Von Wildmeister Werner Siebern

Das Lenken der Besucherströme im Wald wird vor allem in Eigenjagden der Länder und des Bundes seit Jahren praktiziert. Auch in großen, privaten Eigenjagdbezirken werden Spaziergänger gelenkt. Es kommt darauf an, wie man die Sache angeht und verkauft. Letztlich sollen Waldbesucher sich nicht reglementiert fühlen, sondern ihnen soll vielmehr ein Service angeboten werden, den sie anerkennen und annehmen. In kleinen Revieren ist es schwieriger, Besucher zu lenken. Man selbst hat sich eine Ruhezone auserkoren, die nicht betreten wird, in der man noch nicht einmal einen Hochsitz aufstellt! Mit Tränen in den Augen sieht der Revierinhaber dann, wie Pilzsammler darin herumwuseln und Motorradfahrer sich sogar einen Parcours anlegen.

Wir Jäger sind nicht allein auf der Welt.

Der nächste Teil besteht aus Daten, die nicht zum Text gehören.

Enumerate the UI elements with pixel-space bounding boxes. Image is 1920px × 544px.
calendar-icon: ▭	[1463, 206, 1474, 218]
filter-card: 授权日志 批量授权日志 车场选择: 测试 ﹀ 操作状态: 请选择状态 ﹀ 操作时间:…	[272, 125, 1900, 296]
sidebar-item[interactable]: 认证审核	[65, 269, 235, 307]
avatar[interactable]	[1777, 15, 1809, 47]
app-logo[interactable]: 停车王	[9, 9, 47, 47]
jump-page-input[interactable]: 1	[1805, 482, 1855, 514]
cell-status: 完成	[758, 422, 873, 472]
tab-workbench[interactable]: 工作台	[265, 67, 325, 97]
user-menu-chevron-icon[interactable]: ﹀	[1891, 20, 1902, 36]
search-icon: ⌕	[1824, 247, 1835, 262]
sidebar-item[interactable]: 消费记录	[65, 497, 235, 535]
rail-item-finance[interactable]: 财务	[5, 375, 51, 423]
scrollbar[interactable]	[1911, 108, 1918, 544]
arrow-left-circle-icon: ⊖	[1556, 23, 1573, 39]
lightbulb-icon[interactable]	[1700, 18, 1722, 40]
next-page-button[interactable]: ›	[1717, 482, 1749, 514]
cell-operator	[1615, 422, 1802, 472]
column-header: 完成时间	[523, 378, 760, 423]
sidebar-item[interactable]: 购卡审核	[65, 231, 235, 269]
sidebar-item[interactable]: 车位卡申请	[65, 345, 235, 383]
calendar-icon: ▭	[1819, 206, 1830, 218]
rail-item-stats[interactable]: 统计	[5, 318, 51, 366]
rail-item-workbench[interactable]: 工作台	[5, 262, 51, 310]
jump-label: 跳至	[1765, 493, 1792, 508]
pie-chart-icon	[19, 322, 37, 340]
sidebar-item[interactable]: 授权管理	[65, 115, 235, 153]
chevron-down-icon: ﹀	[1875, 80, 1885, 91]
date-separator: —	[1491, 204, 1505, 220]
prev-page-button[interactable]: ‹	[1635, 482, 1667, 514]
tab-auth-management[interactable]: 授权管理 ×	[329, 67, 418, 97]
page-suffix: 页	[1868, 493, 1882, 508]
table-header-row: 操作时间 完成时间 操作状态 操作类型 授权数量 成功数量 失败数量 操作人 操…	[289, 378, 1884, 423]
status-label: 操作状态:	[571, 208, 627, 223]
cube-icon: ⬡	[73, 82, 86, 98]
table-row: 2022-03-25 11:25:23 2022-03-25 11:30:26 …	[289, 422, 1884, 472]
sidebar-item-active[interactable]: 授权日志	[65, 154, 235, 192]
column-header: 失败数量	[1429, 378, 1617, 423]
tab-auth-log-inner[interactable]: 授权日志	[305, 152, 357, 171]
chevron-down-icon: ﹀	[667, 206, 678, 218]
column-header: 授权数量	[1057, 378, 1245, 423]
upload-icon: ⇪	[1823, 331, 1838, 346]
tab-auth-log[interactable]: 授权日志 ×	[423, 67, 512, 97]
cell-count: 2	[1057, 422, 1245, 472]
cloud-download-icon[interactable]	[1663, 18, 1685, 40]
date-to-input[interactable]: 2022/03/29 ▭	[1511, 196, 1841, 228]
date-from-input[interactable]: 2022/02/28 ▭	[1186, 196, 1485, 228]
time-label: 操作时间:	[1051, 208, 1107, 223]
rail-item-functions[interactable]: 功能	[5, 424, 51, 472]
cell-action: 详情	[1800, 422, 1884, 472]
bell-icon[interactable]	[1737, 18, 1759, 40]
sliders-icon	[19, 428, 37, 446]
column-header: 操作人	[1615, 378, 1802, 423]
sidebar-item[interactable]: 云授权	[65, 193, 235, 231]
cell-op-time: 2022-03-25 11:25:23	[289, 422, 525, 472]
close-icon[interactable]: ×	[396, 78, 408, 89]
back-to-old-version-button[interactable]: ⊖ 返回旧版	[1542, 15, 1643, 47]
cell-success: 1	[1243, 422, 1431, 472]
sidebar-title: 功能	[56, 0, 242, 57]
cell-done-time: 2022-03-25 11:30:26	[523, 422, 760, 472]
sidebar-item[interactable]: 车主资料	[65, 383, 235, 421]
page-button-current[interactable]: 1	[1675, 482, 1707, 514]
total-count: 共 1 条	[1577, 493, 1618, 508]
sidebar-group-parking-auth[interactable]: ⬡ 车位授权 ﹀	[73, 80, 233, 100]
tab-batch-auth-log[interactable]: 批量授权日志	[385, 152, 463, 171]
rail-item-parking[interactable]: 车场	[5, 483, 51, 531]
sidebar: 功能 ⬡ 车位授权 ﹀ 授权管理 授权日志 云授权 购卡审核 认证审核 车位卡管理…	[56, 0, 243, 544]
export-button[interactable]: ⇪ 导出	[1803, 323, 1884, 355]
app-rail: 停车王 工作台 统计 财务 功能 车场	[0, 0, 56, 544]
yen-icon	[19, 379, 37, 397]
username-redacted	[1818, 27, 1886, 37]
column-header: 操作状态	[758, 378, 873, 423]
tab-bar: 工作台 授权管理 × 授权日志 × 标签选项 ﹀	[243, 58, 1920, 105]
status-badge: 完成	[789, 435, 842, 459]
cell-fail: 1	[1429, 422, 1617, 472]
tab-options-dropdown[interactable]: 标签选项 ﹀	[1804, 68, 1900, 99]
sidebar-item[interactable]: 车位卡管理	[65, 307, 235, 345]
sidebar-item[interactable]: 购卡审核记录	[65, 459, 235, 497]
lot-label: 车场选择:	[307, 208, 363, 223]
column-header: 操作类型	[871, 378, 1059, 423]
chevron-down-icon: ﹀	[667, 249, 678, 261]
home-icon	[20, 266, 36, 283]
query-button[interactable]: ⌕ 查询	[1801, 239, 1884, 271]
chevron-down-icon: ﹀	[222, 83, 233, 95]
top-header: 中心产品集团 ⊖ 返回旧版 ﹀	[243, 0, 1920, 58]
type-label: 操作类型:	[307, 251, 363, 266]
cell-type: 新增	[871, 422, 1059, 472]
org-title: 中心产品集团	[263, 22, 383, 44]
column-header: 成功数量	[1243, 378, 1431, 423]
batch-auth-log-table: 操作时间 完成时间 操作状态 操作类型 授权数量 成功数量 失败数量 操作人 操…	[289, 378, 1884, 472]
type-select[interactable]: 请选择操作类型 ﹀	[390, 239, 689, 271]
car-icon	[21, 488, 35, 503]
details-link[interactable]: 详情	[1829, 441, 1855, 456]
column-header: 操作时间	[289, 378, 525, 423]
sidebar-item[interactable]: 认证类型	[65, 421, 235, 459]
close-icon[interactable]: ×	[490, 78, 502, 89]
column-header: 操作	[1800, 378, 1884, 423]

Das sollten wir uns immer wieder vor Augen führen. Jagd tritt quantitativ eindeutig hinter andere Nutzungsarten in der Natur zurück. Fraglos unterscheidet man legale von der verbotenen Nutzung. Obwohl Jagd gegenüber der verbotenen Nutzung, etwa Motocrossfahren im Wald, Vorrang hat, gibt es für Revierinhaber kaum eine Handhabe, gegen diesen Missstand vorzugehen.

Knackpunkt: Crosser

Eine Marotte, die immer mehr an Beliebtheit gewinnt, obwohl sie verboten ist. Nach einem amtlichen Kennzeichen schaut man meistens vergeblich. Dennoch, das Wild wird weniger gestört, als man glaubt – sofern nicht in der Dämmerung gefahren wird (Fotos: Beate Siebern)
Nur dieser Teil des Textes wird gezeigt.